21 avril 2004 : l’émission « Live Five » de la BBC, qui avait interviewé LaRouche à deux reprises un an auparavant, reçoit cette fois Erica Duggan et Rudy Vis.

6 mai 2004 : Le Premier ministre Tony Blair provoque une tempête de protestations lorsqu’il nomme John Scarlett à la tête des services secrets britanniques, le fameux MI6. Scarlett fut, en tant que directeur du comité de renseignement conjoint, le principal auteur du livre blanc du 24 septembre 2002, qui affirmait mensongèrement que Saddam Hussein pouvait lancer des attaques à l’ADM en 45 minutes et avait tenté d’acheter de l’uranium africain dans le but de construire des bombes nucléaires. Scarlett avait travaillé sur ce dossier en relation étroite avec les proches conseillers de Blair qu’étaient Aleistair Campbell, mais aussi Phil Basset, le mari de la représentante officielle du Foreign Office, et présidente adjointe de la Chambre des Lords : la baronne Elizabeth Symons.

20 mai 2004 : Le magazine dominical Corriere della Sera publie un long article particulièrement diffamatoire contre Larouche, avec des interviews d’Erica et de Hugo Duggan. L’auteur est Augustino Gramigna.

23 mai 2004 : Des membres du LYM ( Mouvement de Jeunes pour Larouche ) qui distribuaient la « Lettre Ouverte au Washington Post » de Lyndon LaRouche face au siège du journal, dans le centre-ville de Washington, D.C., rencontrent Michael Winstead. Celui-ci avait brièvement infiltré le bureau du LYM de Baltimore, avant de quitter subitement le groupe en répandant des calomnies.

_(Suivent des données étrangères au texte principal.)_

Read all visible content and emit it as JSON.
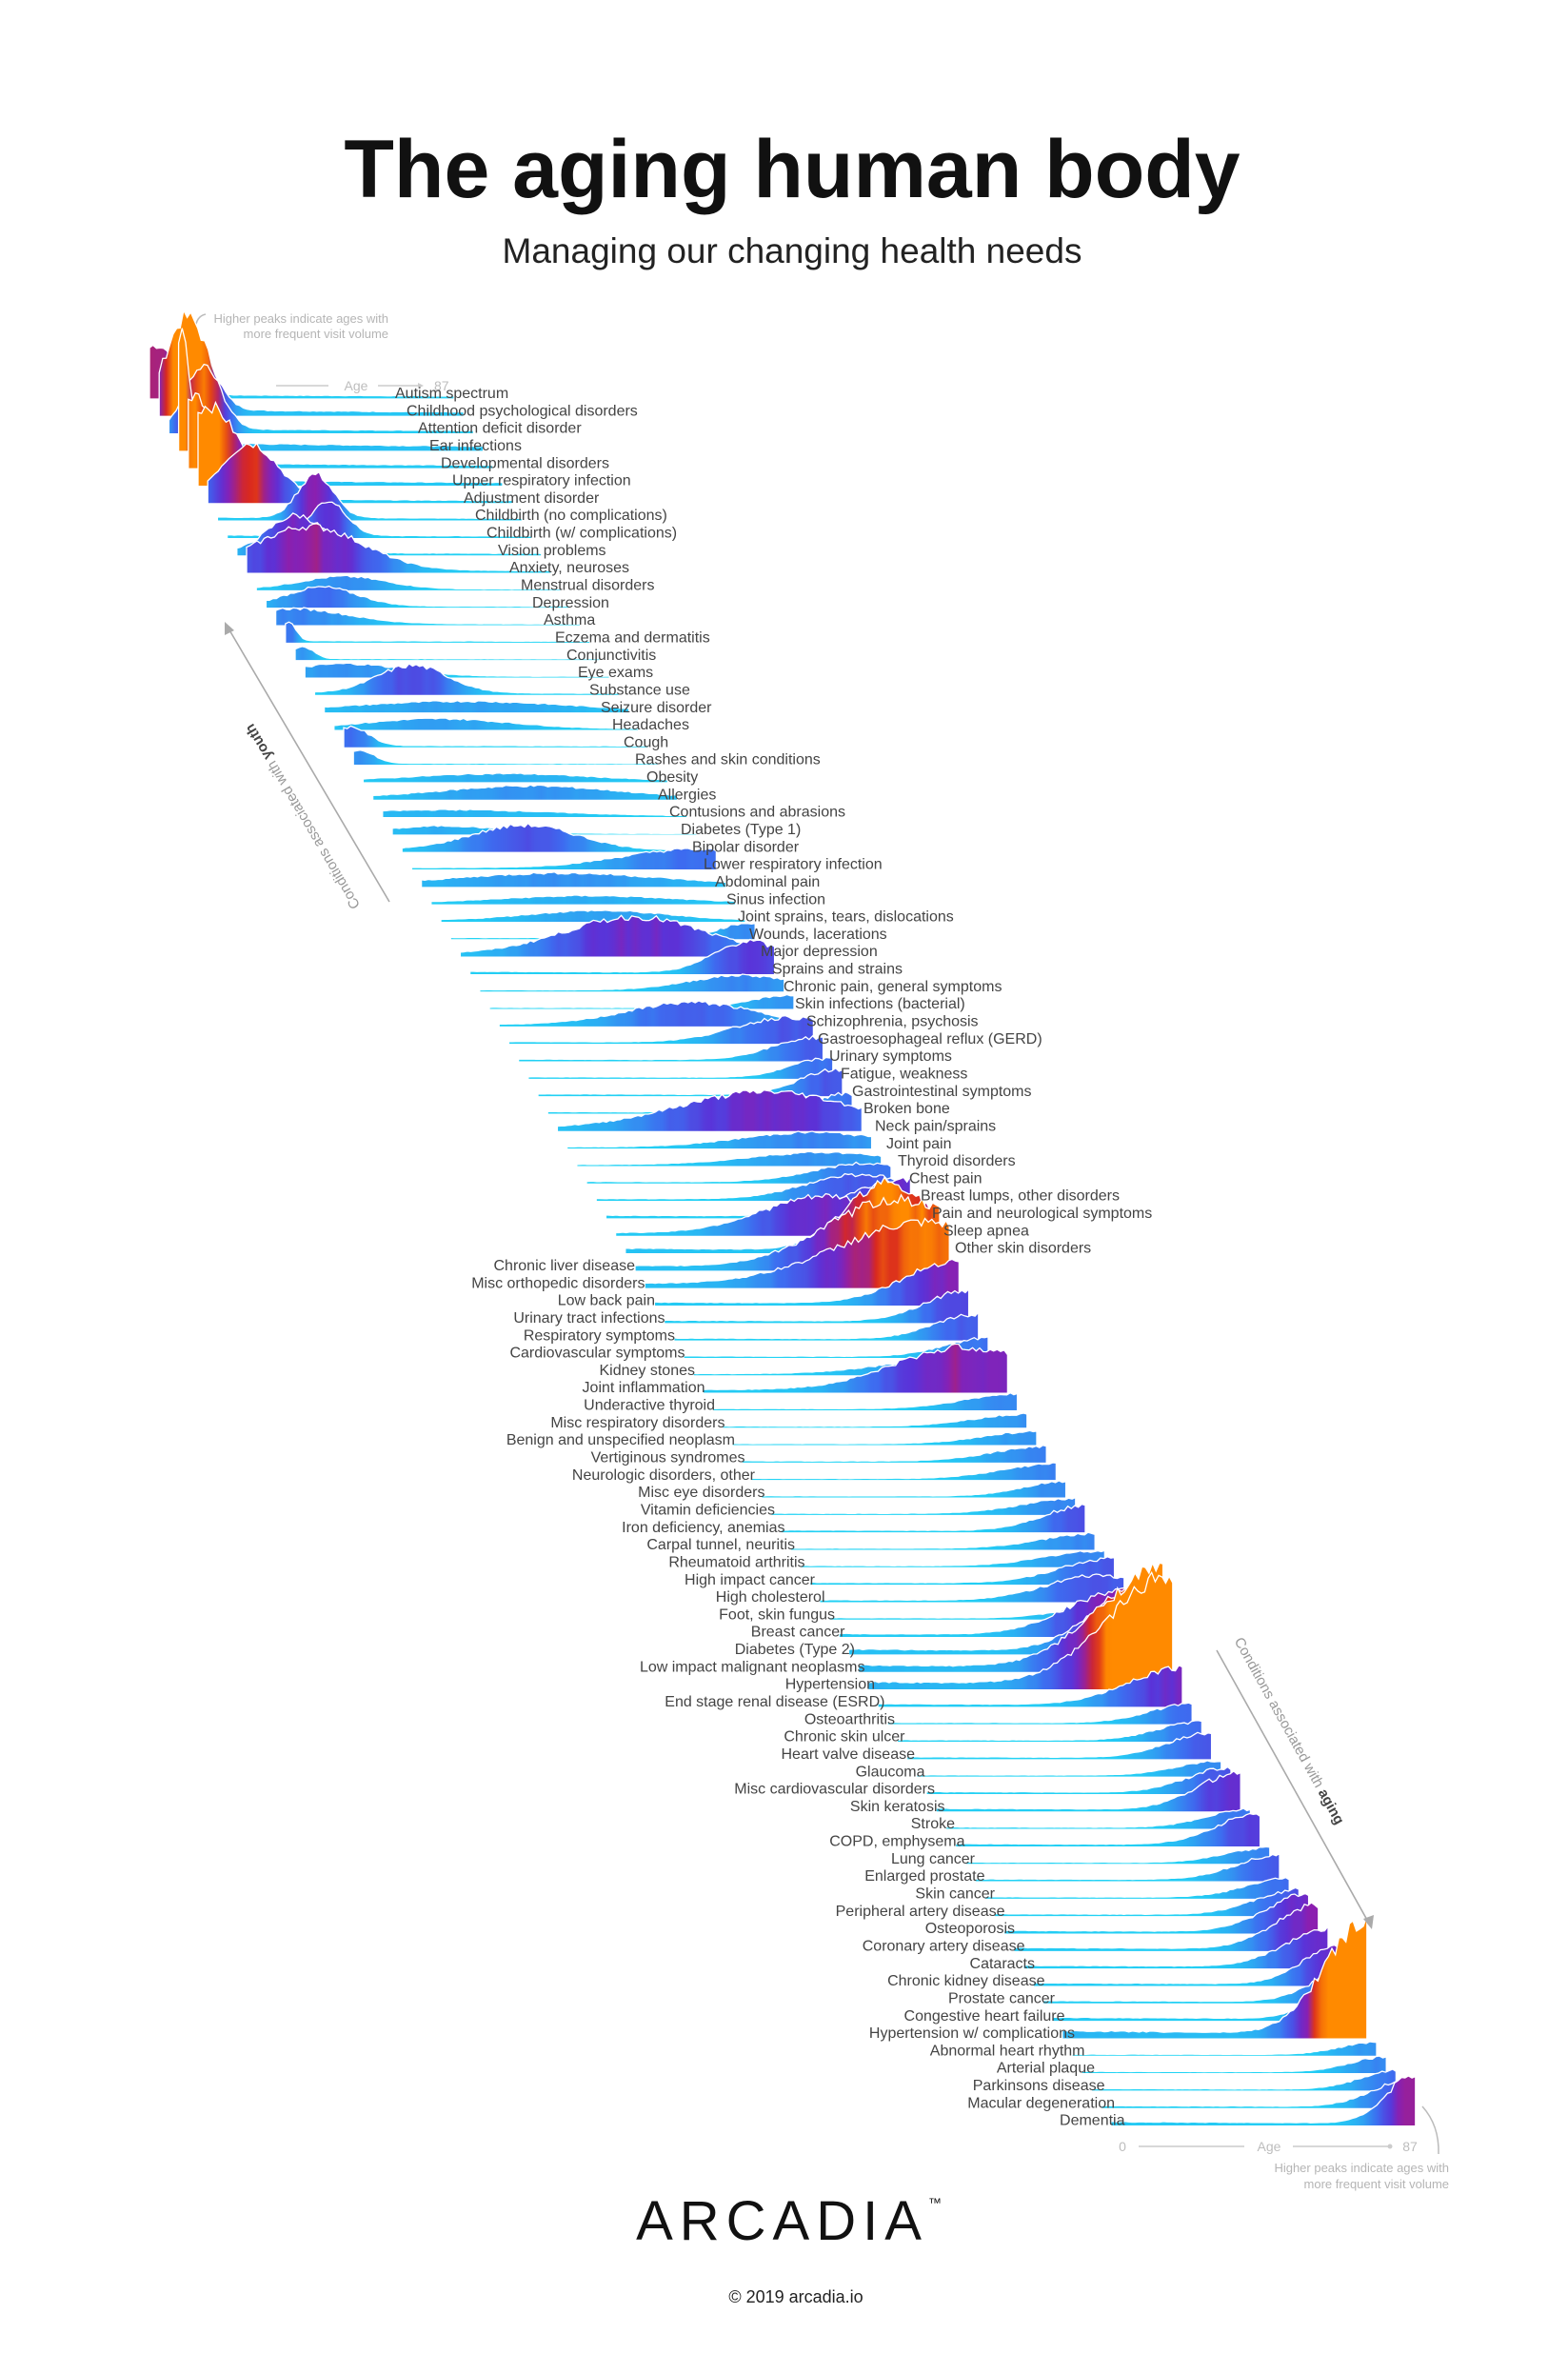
{
  "title": "The aging human body",
  "subtitle": "Managing our changing health needs",
  "logo": "ARCADIA",
  "logo_tm": "™",
  "copyright": "© 2019 arcadia.io",
  "colors": {
    "low": "#1ee0f5",
    "blue": "#3d6cf0",
    "indigo": "#5a32d8",
    "purple": "#8b1fb0",
    "red": "#d9281e",
    "high": "#ff8a00",
    "text": "#444444",
    "muted": "#b5b5b5"
  },
  "chart_data": {
    "type": "ridgeline",
    "x_axis": {
      "label": "Age",
      "start_label": "0",
      "end_label": "87",
      "range": [
        0,
        87
      ]
    },
    "note": [
      "Higher peaks indicate ages with",
      "more frequent visit volume"
    ],
    "youth_arrow": {
      "prefix": "Conditions associated with ",
      "bold": "youth"
    },
    "aging_arrow": {
      "prefix": "Conditions associated with ",
      "bold": "aging"
    },
    "conditions": [
      {
        "name": "Autism spectrum",
        "peak_age": 2,
        "peak": 0.4,
        "spread": 6
      },
      {
        "name": "Childhood psychological disorders",
        "peak_age": 8,
        "peak": 0.75,
        "spread": 6
      },
      {
        "name": "Attention deficit disorder",
        "peak_age": 10,
        "peak": 0.5,
        "spread": 5
      },
      {
        "name": "Ear infections",
        "peak_age": 1,
        "peak": 0.95,
        "spread": 2
      },
      {
        "name": "Developmental disorders",
        "peak_age": 2,
        "peak": 0.55,
        "spread": 5
      },
      {
        "name": "Upper respiratory infection",
        "peak_age": 3,
        "peak": 0.6,
        "spread": 8
      },
      {
        "name": "Adjustment disorder",
        "peak_age": 12,
        "peak": 0.45,
        "spread": 8
      },
      {
        "name": "Childbirth (no complications)",
        "peak_age": 28,
        "peak": 0.35,
        "spread": 5
      },
      {
        "name": "Childbirth (w/ complications)",
        "peak_age": 29,
        "peak": 0.28,
        "spread": 5
      },
      {
        "name": "Vision problems",
        "peak_age": 17,
        "peak": 0.3,
        "spread": 8
      },
      {
        "name": "Anxiety, neuroses",
        "peak_age": 18,
        "peak": 0.35,
        "spread": 15
      },
      {
        "name": "Menstrual disorders",
        "peak_age": 25,
        "peak": 0.1,
        "spread": 12
      },
      {
        "name": "Depression",
        "peak_age": 16,
        "peak": 0.15,
        "spread": 10
      },
      {
        "name": "Asthma",
        "peak_age": 5,
        "peak": 0.12,
        "spread": 15
      },
      {
        "name": "Eczema and dermatitis",
        "peak_age": 1,
        "peak": 0.15,
        "spread": 2
      },
      {
        "name": "Conjunctivitis",
        "peak_age": 2,
        "peak": 0.1,
        "spread": 3
      },
      {
        "name": "Eye exams",
        "peak_age": 12,
        "peak": 0.1,
        "spread": 15
      },
      {
        "name": "Substance use",
        "peak_age": 28,
        "peak": 0.22,
        "spread": 10
      },
      {
        "name": "Seizure disorder",
        "peak_age": 40,
        "peak": 0.08,
        "spread": 30
      },
      {
        "name": "Headaches",
        "peak_age": 30,
        "peak": 0.08,
        "spread": 20
      },
      {
        "name": "Cough",
        "peak_age": 2,
        "peak": 0.15,
        "spread": 5
      },
      {
        "name": "Rashes and skin conditions",
        "peak_age": 2,
        "peak": 0.1,
        "spread": 4
      },
      {
        "name": "Obesity",
        "peak_age": 40,
        "peak": 0.06,
        "spread": 25
      },
      {
        "name": "Allergies",
        "peak_age": 45,
        "peak": 0.1,
        "spread": 25
      },
      {
        "name": "Contusions and abrasions",
        "peak_age": 20,
        "peak": 0.05,
        "spread": 30
      },
      {
        "name": "Diabetes (Type 1)",
        "peak_age": 15,
        "peak": 0.06,
        "spread": 15
      },
      {
        "name": "Bipolar disorder",
        "peak_age": 35,
        "peak": 0.2,
        "spread": 15
      },
      {
        "name": "Lower respiratory infection",
        "peak_age": 80,
        "peak": 0.15,
        "spread": 20
      },
      {
        "name": "Abdominal pain",
        "peak_age": 40,
        "peak": 0.1,
        "spread": 30
      },
      {
        "name": "Sinus infection",
        "peak_age": 45,
        "peak": 0.06,
        "spread": 25
      },
      {
        "name": "Joint sprains, tears, dislocations",
        "peak_age": 45,
        "peak": 0.08,
        "spread": 20
      },
      {
        "name": "Wounds, lacerations",
        "peak_age": 85,
        "peak": 0.12,
        "spread": 8
      },
      {
        "name": "Major depression",
        "peak_age": 50,
        "peak": 0.3,
        "spread": 20
      },
      {
        "name": "Sprains and strains",
        "peak_age": 80,
        "peak": 0.25,
        "spread": 10
      },
      {
        "name": "Chronic pain, general symptoms",
        "peak_age": 75,
        "peak": 0.12,
        "spread": 15
      },
      {
        "name": "Skin infections (bacterial)",
        "peak_age": 85,
        "peak": 0.1,
        "spread": 10
      },
      {
        "name": "Schizophrenia, psychosis",
        "peak_age": 55,
        "peak": 0.18,
        "spread": 18
      },
      {
        "name": "Gastroesophageal reflux (GERD)",
        "peak_age": 80,
        "peak": 0.2,
        "spread": 15
      },
      {
        "name": "Urinary symptoms",
        "peak_age": 85,
        "peak": 0.18,
        "spread": 12
      },
      {
        "name": "Fatigue, weakness",
        "peak_age": 85,
        "peak": 0.15,
        "spread": 10
      },
      {
        "name": "Gastrointestinal symptoms",
        "peak_age": 85,
        "peak": 0.2,
        "spread": 10
      },
      {
        "name": "Broken bone",
        "peak_age": 85,
        "peak": 0.15,
        "spread": 8
      },
      {
        "name": "Neck pain/sprains",
        "peak_age": 60,
        "peak": 0.3,
        "spread": 25
      },
      {
        "name": "Joint pain",
        "peak_age": 70,
        "peak": 0.12,
        "spread": 20
      },
      {
        "name": "Thyroid disorders",
        "peak_age": 70,
        "peak": 0.1,
        "spread": 20
      },
      {
        "name": "Chest pain",
        "peak_age": 80,
        "peak": 0.15,
        "spread": 15
      },
      {
        "name": "Breast lumps, other disorders",
        "peak_age": 75,
        "peak": 0.2,
        "spread": 15
      },
      {
        "name": "Pain and neurological symptoms",
        "peak_age": 85,
        "peak": 0.3,
        "spread": 15
      },
      {
        "name": "Sleep apnea",
        "peak_age": 60,
        "peak": 0.3,
        "spread": 18
      },
      {
        "name": "Other skin disorders",
        "peak_age": 75,
        "peak": 0.55,
        "spread": 12
      },
      {
        "name": "Chronic liver disease",
        "peak_age": 75,
        "peak": 0.55,
        "spread": 20
      },
      {
        "name": "Misc orthopedic disorders",
        "peak_age": 80,
        "peak": 0.5,
        "spread": 25
      },
      {
        "name": "Low back pain",
        "peak_age": 87,
        "peak": 0.35,
        "spread": 15
      },
      {
        "name": "Urinary tract infections",
        "peak_age": 87,
        "peak": 0.25,
        "spread": 12
      },
      {
        "name": "Respiratory symptoms",
        "peak_age": 87,
        "peak": 0.2,
        "spread": 12
      },
      {
        "name": "Cardiovascular symptoms",
        "peak_age": 87,
        "peak": 0.15,
        "spread": 12
      },
      {
        "name": "Kidney stones",
        "peak_age": 75,
        "peak": 0.12,
        "spread": 20
      },
      {
        "name": "Joint inflammation",
        "peak_age": 75,
        "peak": 0.35,
        "spread": 20
      },
      {
        "name": "Underactive thyroid",
        "peak_age": 87,
        "peak": 0.12,
        "spread": 15
      },
      {
        "name": "Misc respiratory disorders",
        "peak_age": 87,
        "peak": 0.1,
        "spread": 15
      },
      {
        "name": "Benign and unspecified neoplasm",
        "peak_age": 87,
        "peak": 0.1,
        "spread": 15
      },
      {
        "name": "Vertiginous syndromes",
        "peak_age": 87,
        "peak": 0.12,
        "spread": 15
      },
      {
        "name": "Neurologic disorders, other",
        "peak_age": 87,
        "peak": 0.12,
        "spread": 15
      },
      {
        "name": "Misc eye disorders",
        "peak_age": 87,
        "peak": 0.12,
        "spread": 12
      },
      {
        "name": "Vitamin deficiencies",
        "peak_age": 87,
        "peak": 0.12,
        "spread": 15
      },
      {
        "name": "Iron deficiency, anemias",
        "peak_age": 87,
        "peak": 0.2,
        "spread": 12
      },
      {
        "name": "Carpal tunnel, neuritis",
        "peak_age": 87,
        "peak": 0.12,
        "spread": 15
      },
      {
        "name": "Rheumatoid arthritis",
        "peak_age": 85,
        "peak": 0.12,
        "spread": 15
      },
      {
        "name": "High impact cancer",
        "peak_age": 87,
        "peak": 0.2,
        "spread": 15
      },
      {
        "name": "High cholesterol",
        "peak_age": 80,
        "peak": 0.2,
        "spread": 15
      },
      {
        "name": "Foot, skin fungus",
        "peak_age": 87,
        "peak": 0.15,
        "spread": 15
      },
      {
        "name": "Breast cancer",
        "peak_age": 80,
        "peak": 0.35,
        "spread": 15
      },
      {
        "name": "Diabetes (Type 2)",
        "peak_age": 87,
        "peak": 0.6,
        "spread": 15
      },
      {
        "name": "Low impact malignant neoplasms",
        "peak_age": 87,
        "peak": 0.8,
        "spread": 18
      },
      {
        "name": "Hypertension",
        "peak_age": 87,
        "peak": 0.9,
        "spread": 18
      },
      {
        "name": "End stage renal disease (ESRD)",
        "peak_age": 87,
        "peak": 0.3,
        "spread": 15
      },
      {
        "name": "Osteoarthritis",
        "peak_age": 87,
        "peak": 0.15,
        "spread": 12
      },
      {
        "name": "Chronic skin ulcer",
        "peak_age": 87,
        "peak": 0.15,
        "spread": 12
      },
      {
        "name": "Heart valve disease",
        "peak_age": 87,
        "peak": 0.2,
        "spread": 12
      },
      {
        "name": "Glaucoma",
        "peak_age": 87,
        "peak": 0.12,
        "spread": 12
      },
      {
        "name": "Misc cardiovascular disorders",
        "peak_age": 87,
        "peak": 0.2,
        "spread": 12
      },
      {
        "name": "Skin keratosis",
        "peak_age": 87,
        "peak": 0.3,
        "spread": 12
      },
      {
        "name": "Stroke",
        "peak_age": 87,
        "peak": 0.15,
        "spread": 12
      },
      {
        "name": "COPD, emphysema",
        "peak_age": 87,
        "peak": 0.25,
        "spread": 12
      },
      {
        "name": "Lung cancer",
        "peak_age": 87,
        "peak": 0.12,
        "spread": 12
      },
      {
        "name": "Enlarged prostate",
        "peak_age": 87,
        "peak": 0.2,
        "spread": 12
      },
      {
        "name": "Skin cancer",
        "peak_age": 87,
        "peak": 0.15,
        "spread": 12
      },
      {
        "name": "Peripheral artery disease",
        "peak_age": 87,
        "peak": 0.2,
        "spread": 12
      },
      {
        "name": "Osteoporosis",
        "peak_age": 87,
        "peak": 0.3,
        "spread": 12
      },
      {
        "name": "Coronary artery disease",
        "peak_age": 87,
        "peak": 0.35,
        "spread": 12
      },
      {
        "name": "Cataracts",
        "peak_age": 87,
        "peak": 0.3,
        "spread": 12
      },
      {
        "name": "Chronic kidney disease",
        "peak_age": 87,
        "peak": 0.3,
        "spread": 10
      },
      {
        "name": "Prostate cancer",
        "peak_age": 87,
        "peak": 0.25,
        "spread": 10
      },
      {
        "name": "Congestive heart failure",
        "peak_age": 87,
        "peak": 0.35,
        "spread": 10
      },
      {
        "name": "Hypertension w/ complications",
        "peak_age": 87,
        "peak": 0.9,
        "spread": 12
      },
      {
        "name": "Abnormal heart rhythm",
        "peak_age": 87,
        "peak": 0.1,
        "spread": 10
      },
      {
        "name": "Arterial plaque",
        "peak_age": 87,
        "peak": 0.12,
        "spread": 10
      },
      {
        "name": "Parkinsons disease",
        "peak_age": 87,
        "peak": 0.15,
        "spread": 10
      },
      {
        "name": "Macular degeneration",
        "peak_age": 87,
        "peak": 0.2,
        "spread": 10
      },
      {
        "name": "Dementia",
        "peak_age": 87,
        "peak": 0.4,
        "spread": 8
      }
    ]
  }
}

Accompagné d’un photographe du Washington Post, Winstead se vante auprès des militants du LYM de travailler pour le Post sur de futures diffamations, contre LaRouche et son Mouvement de Jeunes, qui s’attarderaient longuement sur le suicide de Jeremiah Duggan. (En quittant Baltimore, Winstead a laissé derrière lui une large collection d’images pornographiques qu’il avait téléchargées sur internet.)


[1En France, le « philosophe » Claude Rochet dédia même une partie de son site Internet pour démontrer comment la virginité à toute épreuve des auteurs avait été mise à mal par les « élucubrations » larouchistes.

[2L’Institut Schiller fut fondé en 1984 par Helga Zepp-LaRouche, figure de la politique allemande et épouse du candidat à l’investiture présidentielle démocrate Lyndon LaRouche.

[3Au cours de la Seconde guerre mondiale, quasiment toute l’équipe de Tavistock fut incorporée à la Division psychiatrique de l’Armée britannique. Le directeur de la clinique, le Dr. John Rawlings Rees, consigna cette expérience dans une série de conférences publiées au cours des années cinquante sous le titre Le modelage de la psychiatrie par la guerre.